El señor de Vaize estaba fuera de sí, cuando al fin, al cabo de tres horas, Luciano regresó al ministerio. Leuwen le halló en su despacho, al cual había ido más de diez veces, según le dijo más tarde el ujier hablando a media voz y con aire del más profundo respeto.
—¡Y bien, señor! —le espetó el ministro con aire arisco.
—Sin novedad —contestó el joven secretario con la más perfecta tranquilidad—. Acabo de dejar a mi padre, por orden del cual he estado esperando. No vendrá, y le ruega a usted encarecidamente que no vaya a su casa. El asunto de ayer está terminado, hoy debe ocuparse de otros.

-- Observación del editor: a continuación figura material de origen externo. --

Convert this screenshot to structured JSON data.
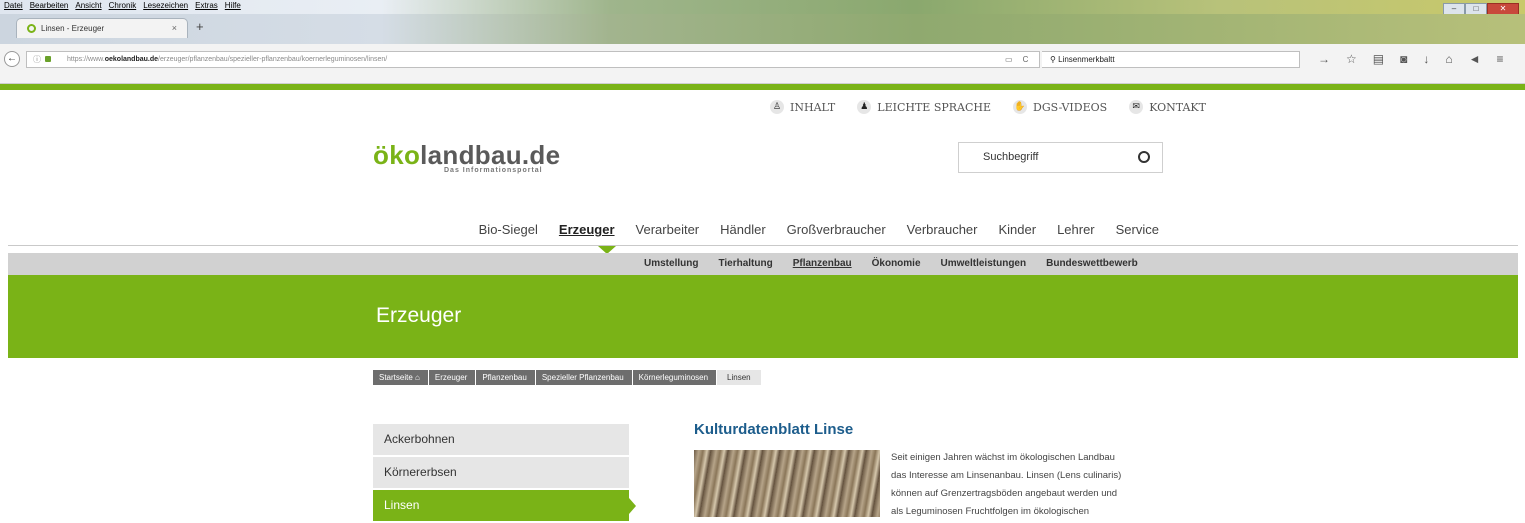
{
  "browser": {
    "menu": [
      "Datei",
      "Bearbeiten",
      "Ansicht",
      "Chronik",
      "Lesezeichen",
      "Extras",
      "Hilfe"
    ],
    "tab_title": "Linsen - Erzeuger",
    "tab_close": "×",
    "new_tab": "+",
    "url_prefix": "https://www.",
    "url_domain": "oekolandbau.de",
    "url_path": "/erzeuger/pflanzenbau/spezieller-pflanzenbau/koernerleguminosen/linsen/",
    "reload": "C",
    "search_value": "Linsenmerkbaltt"
  },
  "site": {
    "top_links": [
      "INHALT",
      "LEICHTE SPRACHE",
      "DGS-VIDEOS",
      "KONTAKT"
    ],
    "logo_prefix": "ö",
    "logo_ko": "ko",
    "logo_rest": "landbau.de",
    "logo_sub": "Das Informationsportal",
    "search_placeholder": "Suchbegriff",
    "main_nav": [
      "Bio-Siegel",
      "Erzeuger",
      "Verarbeiter",
      "Händler",
      "Großverbraucher",
      "Verbraucher",
      "Kinder",
      "Lehrer",
      "Service"
    ],
    "sub_nav": [
      "Umstellung",
      "Tierhaltung",
      "Pflanzenbau",
      "Ökonomie",
      "Umweltleistungen",
      "Bundeswettbewerb"
    ],
    "hero_title": "Erzeuger",
    "breadcrumbs": [
      "Startseite",
      "Erzeuger",
      "Pflanzenbau",
      "Spezieller Pflanzenbau",
      "Körnerleguminosen"
    ],
    "breadcrumb_current": "Linsen",
    "sidebar": [
      "Ackerbohnen",
      "Körnererbsen",
      "Linsen"
    ],
    "article_title": "Kulturdatenblatt Linse",
    "article_lines": [
      "Seit einigen Jahren wächst im ökologischen Landbau",
      "das Interesse am Linsenanbau. Linsen (Lens culinaris)",
      "können auf Grenzertragsböden angebaut werden und",
      "als Leguminosen Fruchtfolgen im ökologischen"
    ],
    "accent_color": "#7ab317",
    "title_color": "#1d5d8c"
  }
}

El señor de Vaize se puso púrpura, y se apresuró a salir del despacho de su secretario.
Deslumbrado por su nueva dignidad, a la que adoraba en perspectiva desde hacía treinta años, comprobaba por primera vez que el señor Leuwen estaba también orgulloso de la posición que había sabido conquistar en el mundo.